李秀娘心中咯噔一下,脸上却是毫无表情,点了点头说道:“也好,早就听闻刘弘基此人的大名,今日倒要见见,是否生的三头六臂,竟让两位如此为难。”
还没等人进来,一阵笑声已是扑面而来。一名大汉带着两名亲兵,意气风发的迈进了大厅。见到厅中三人的目光定在自己身上,不由得咧嘴一笑,正想打招呼,突然就愣住了,眼睛已是转到了李秀娘的身上。
李秀娘也愣住了,进来的这名大汉好生面熟,似乎在哪里见过一般。还没等她想明白,那个大汉已是走了过来,躬身一礼道:“原来是李姑娘,在下刘弘基,见过李姑娘!”
李秀娘听到他说话,突然想了起来,这,这个大汉不就是杨戈在洛阳府上的家丁统领刘洪么?怎么却变成了刘弘基,还成了秦岭义军的首领?
脑子转了两转,李秀娘已是恍然大悟。事情摆在面前,不用问了,这刘弘基定是杨戈的手下,居然老早就带着人潜伏在秦岭,好深的心机啊。心中赞叹之余,不禁心中怅然若失,微微叹了口气。
“原来是刘统领,你家总管大人近日可好?”
刘弘基恭恭敬敬的回答道:“承蒙姑娘挂心,总管大人身体康健,恐怕现在已经到了渭南了。”
李秀娘面色一变,微微摇了摇头,靠在了椅背上,不再言语。
旁边站立的两人却是听得莫名其妙,心中很是诧异。他们怎么也想不到,这两股义军的首领居然还是旧识,看情形似乎这位李秀娘与什么总管大人还有什么瓜葛,这,这算是哪一出?
不过,刘弘基接下来的话却是让两人顿时恍然大悟了。
“萧大人,孙将军,在下刘弘基,忝为辽东军大总管杨戈麾下越骑校尉,特来拜见两位。”
原本萦绕在两人脑海中的疑团顿时清楚了,这秦岭义军果然是有来历的,没想到居然是辽东军的手下。如此看来,这辽东军的突然出现并非突如其来啊,根本就是人家辽东军早就对关陇有所图谋,这才早早有了安排。两人思及此前辽东军的种种传闻,这心思不禁有些活络起来。
孙华迟疑了片刻,问道:“刘将军,不知接下来辽东军有何打算?”
刘弘基瞥了李秀娘一眼,却看到她根本没注意到这边,而是若有所思,似乎在想着什么。回头再看到萧造孙华热切的眼神,不由得呵呵笑道:“两位,我辽东军据有黄河天险,潼关又在我军手中,总管大人率军,正在往长安而去,沿途郡县无不争相呼应。朝邑郡、华阴县等各级官员已经投效了辽东军,恐怕再过两日,即可到达渭南了。两位都是人中豪杰,何不顺应民心,投靠我家总管大人?”
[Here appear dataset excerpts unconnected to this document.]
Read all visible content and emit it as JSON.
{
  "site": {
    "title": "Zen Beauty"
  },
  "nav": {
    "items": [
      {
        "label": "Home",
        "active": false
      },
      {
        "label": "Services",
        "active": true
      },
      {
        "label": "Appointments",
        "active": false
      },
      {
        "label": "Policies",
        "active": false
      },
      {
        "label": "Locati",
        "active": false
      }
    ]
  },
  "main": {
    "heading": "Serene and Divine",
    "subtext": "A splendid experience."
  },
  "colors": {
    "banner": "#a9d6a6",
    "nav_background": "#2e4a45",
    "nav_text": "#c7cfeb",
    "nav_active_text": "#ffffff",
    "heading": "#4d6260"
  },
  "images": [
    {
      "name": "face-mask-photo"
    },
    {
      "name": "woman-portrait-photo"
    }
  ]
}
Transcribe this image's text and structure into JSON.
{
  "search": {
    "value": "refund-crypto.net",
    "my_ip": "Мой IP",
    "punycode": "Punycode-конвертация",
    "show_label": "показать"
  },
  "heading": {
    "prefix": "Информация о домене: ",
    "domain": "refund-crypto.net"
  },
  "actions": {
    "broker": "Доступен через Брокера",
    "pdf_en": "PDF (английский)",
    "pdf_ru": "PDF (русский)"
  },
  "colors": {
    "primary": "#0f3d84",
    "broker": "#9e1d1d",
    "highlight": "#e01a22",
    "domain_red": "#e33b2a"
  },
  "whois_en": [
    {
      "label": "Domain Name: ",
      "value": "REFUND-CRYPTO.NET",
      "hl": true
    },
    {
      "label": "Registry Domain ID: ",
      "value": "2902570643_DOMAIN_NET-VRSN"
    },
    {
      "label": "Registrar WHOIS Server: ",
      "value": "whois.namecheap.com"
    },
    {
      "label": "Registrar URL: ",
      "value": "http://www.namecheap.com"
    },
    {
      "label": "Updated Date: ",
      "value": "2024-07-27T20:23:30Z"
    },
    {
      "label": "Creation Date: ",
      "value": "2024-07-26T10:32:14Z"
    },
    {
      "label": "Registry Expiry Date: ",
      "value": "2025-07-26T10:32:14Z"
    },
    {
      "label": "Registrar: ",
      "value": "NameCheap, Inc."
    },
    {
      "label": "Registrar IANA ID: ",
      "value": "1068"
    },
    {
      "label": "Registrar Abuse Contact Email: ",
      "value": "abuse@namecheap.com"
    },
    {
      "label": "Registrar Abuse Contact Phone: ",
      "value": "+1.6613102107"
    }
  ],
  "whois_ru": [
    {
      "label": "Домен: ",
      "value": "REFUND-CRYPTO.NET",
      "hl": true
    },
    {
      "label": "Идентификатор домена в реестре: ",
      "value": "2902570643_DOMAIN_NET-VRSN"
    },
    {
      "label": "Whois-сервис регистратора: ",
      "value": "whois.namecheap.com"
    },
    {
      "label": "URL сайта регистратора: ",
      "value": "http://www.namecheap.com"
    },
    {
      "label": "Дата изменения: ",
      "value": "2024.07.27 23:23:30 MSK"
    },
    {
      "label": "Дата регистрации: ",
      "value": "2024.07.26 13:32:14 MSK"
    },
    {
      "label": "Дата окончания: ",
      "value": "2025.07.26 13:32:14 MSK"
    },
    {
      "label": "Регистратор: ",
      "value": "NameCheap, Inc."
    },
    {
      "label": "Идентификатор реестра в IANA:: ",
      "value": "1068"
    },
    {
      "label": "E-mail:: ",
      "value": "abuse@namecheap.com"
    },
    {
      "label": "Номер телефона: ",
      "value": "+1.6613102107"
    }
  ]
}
“这,这。。”萧造与孙华打了个哈哈,偷眼看了看李秀娘,口不应心的说道:“好说好说,再容我等商量商量。刘将军,快请上座!”
孙华突然看到大厅外自己的亲兵在那里打着手势,似乎有什么事情不便进来诉说,当即冲着萧造使个眼色,随即找了个借口走了出去。
“将军,城外探马回报,约有数千兵马正在朝我们逼近,看旗号正是秦岭义军。”
孙华不禁吃了一惊,回头看看大厅内若无其事的刘弘基,心中顿时明白。这是先礼后兵啊,若是自己不答应辽东军,恐怕接下来就该打上门来了。遂将萧造叫了出来,告知详情。
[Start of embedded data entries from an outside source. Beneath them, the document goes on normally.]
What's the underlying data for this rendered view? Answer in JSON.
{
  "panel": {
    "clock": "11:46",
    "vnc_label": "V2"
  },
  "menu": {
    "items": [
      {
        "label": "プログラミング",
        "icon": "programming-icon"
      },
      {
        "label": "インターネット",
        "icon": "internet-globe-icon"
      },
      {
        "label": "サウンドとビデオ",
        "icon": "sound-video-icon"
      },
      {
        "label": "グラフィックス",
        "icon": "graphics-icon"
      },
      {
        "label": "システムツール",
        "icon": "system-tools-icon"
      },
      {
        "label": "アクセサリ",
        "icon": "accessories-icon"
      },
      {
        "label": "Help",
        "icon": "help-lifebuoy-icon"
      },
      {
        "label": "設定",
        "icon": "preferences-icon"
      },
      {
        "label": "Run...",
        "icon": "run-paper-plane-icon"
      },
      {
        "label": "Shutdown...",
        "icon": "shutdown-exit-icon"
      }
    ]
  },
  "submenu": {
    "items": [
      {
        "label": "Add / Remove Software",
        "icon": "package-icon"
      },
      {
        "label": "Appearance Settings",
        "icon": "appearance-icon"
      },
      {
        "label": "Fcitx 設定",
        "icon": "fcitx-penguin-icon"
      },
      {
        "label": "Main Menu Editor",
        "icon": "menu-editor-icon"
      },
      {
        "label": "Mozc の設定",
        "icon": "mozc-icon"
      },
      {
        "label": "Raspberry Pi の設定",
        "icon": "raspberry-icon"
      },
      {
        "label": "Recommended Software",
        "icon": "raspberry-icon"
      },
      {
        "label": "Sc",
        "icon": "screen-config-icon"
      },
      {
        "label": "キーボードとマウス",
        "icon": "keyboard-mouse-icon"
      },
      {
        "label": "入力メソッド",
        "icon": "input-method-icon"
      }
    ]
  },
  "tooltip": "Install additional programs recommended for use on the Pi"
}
两人相视无语,知道再没了转圜的余地,苦笑一声,先后走进了大厅,冲着刘弘基一拱手道:“刘将军,日后你我同殿为官,还请多加照拂一二。”
刘弘基见两人这般说话,心中喜悦,连忙说道:“客气客气,好说好说!”
李秀娘见厅中三人达成协议,遂叹了口气,拱手就要告辞而出。萧造却看着她的背影,冲着刘弘基作出了一个拿下的动作。孙华虽然眼中有些惋惜,但同样也点了点头,自然也同意萧造的意思。
这也怪不得两人心性凉薄,若是拿下了李秀娘,娘子军自然溃败,这关陇再无了抵抗之力,如此大功,可是唾手可得的。
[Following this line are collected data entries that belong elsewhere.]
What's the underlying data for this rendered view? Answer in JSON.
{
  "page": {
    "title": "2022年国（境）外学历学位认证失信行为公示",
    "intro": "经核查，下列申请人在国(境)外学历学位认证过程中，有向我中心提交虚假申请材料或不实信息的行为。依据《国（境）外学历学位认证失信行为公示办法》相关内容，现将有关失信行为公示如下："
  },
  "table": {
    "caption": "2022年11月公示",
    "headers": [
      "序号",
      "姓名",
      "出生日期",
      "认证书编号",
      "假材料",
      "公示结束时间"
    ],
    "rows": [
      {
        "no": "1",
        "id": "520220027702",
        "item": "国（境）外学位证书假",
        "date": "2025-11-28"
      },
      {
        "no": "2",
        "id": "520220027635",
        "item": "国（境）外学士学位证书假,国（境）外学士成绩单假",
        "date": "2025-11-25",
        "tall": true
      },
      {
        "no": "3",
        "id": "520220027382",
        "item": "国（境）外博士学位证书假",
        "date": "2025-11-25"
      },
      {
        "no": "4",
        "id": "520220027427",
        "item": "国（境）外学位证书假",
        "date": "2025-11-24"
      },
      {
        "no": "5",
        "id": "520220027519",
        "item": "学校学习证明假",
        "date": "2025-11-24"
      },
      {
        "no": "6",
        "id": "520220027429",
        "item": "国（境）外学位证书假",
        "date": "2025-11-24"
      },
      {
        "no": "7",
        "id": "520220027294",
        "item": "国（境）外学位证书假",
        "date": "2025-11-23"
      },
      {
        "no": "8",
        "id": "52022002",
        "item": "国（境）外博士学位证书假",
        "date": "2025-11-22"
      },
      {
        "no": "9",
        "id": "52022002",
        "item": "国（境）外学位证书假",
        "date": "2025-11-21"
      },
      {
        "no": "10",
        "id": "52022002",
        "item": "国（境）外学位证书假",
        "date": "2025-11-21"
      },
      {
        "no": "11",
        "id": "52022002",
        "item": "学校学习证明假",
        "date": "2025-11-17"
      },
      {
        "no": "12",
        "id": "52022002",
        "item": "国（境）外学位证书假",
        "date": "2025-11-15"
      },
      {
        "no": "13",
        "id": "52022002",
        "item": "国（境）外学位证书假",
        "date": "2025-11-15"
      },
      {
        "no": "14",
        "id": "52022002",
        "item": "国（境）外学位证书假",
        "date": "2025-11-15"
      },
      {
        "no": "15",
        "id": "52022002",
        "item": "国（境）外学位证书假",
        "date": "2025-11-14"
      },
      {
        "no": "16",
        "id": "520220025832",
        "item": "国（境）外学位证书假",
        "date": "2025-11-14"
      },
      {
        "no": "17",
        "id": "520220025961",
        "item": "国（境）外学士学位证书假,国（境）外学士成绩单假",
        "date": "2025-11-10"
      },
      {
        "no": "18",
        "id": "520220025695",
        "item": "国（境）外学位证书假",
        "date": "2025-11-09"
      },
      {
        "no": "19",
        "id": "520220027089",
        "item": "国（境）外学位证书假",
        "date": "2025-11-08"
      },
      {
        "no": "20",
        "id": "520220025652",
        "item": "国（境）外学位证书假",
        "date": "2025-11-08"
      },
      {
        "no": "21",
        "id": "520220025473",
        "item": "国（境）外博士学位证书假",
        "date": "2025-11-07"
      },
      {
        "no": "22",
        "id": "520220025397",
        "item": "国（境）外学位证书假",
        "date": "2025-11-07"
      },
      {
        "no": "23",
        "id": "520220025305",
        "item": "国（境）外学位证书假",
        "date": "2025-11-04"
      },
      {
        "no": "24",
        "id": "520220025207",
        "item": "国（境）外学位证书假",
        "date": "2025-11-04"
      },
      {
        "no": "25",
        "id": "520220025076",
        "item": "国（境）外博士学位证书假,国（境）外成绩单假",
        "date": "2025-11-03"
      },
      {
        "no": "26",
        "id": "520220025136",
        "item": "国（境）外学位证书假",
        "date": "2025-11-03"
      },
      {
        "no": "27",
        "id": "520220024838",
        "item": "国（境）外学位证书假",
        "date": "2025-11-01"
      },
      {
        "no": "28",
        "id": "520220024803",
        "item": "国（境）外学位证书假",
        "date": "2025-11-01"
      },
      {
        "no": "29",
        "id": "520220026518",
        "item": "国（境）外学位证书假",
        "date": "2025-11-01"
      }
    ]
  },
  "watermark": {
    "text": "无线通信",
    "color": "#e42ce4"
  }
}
不过这番算计却是被刘弘基断然拒绝了,非但没有对李秀娘下手,反而是快走了两步,追上了李秀娘,从怀中掏出一份书信递了过去,低声说道:“李姑娘,这是我家总管大人亲笔书写,专程吩咐末将送与姑娘,还望姑娘笑纳。”
李秀娘怔了一怔,已是不由自主的接过了书信。刘弘基退后了两步,躬身施礼,将李秀娘恭送出府。
李秀娘本已做好了被他们扣留的准备,却没想到刘弘基却来了这么一手,回去的路上更是毫无阻拦,快马加鞭回到了娘子军大营。回去之后,谢绝了所有人的问候,将自己关在大帐之中,掏出了那份书信,颤抖的双手将之打开,看了半晌后,喟然一叹,讷讷自语道:“杨戈,这又是何苦?事情已经过去了,难不成还能重头再来么?”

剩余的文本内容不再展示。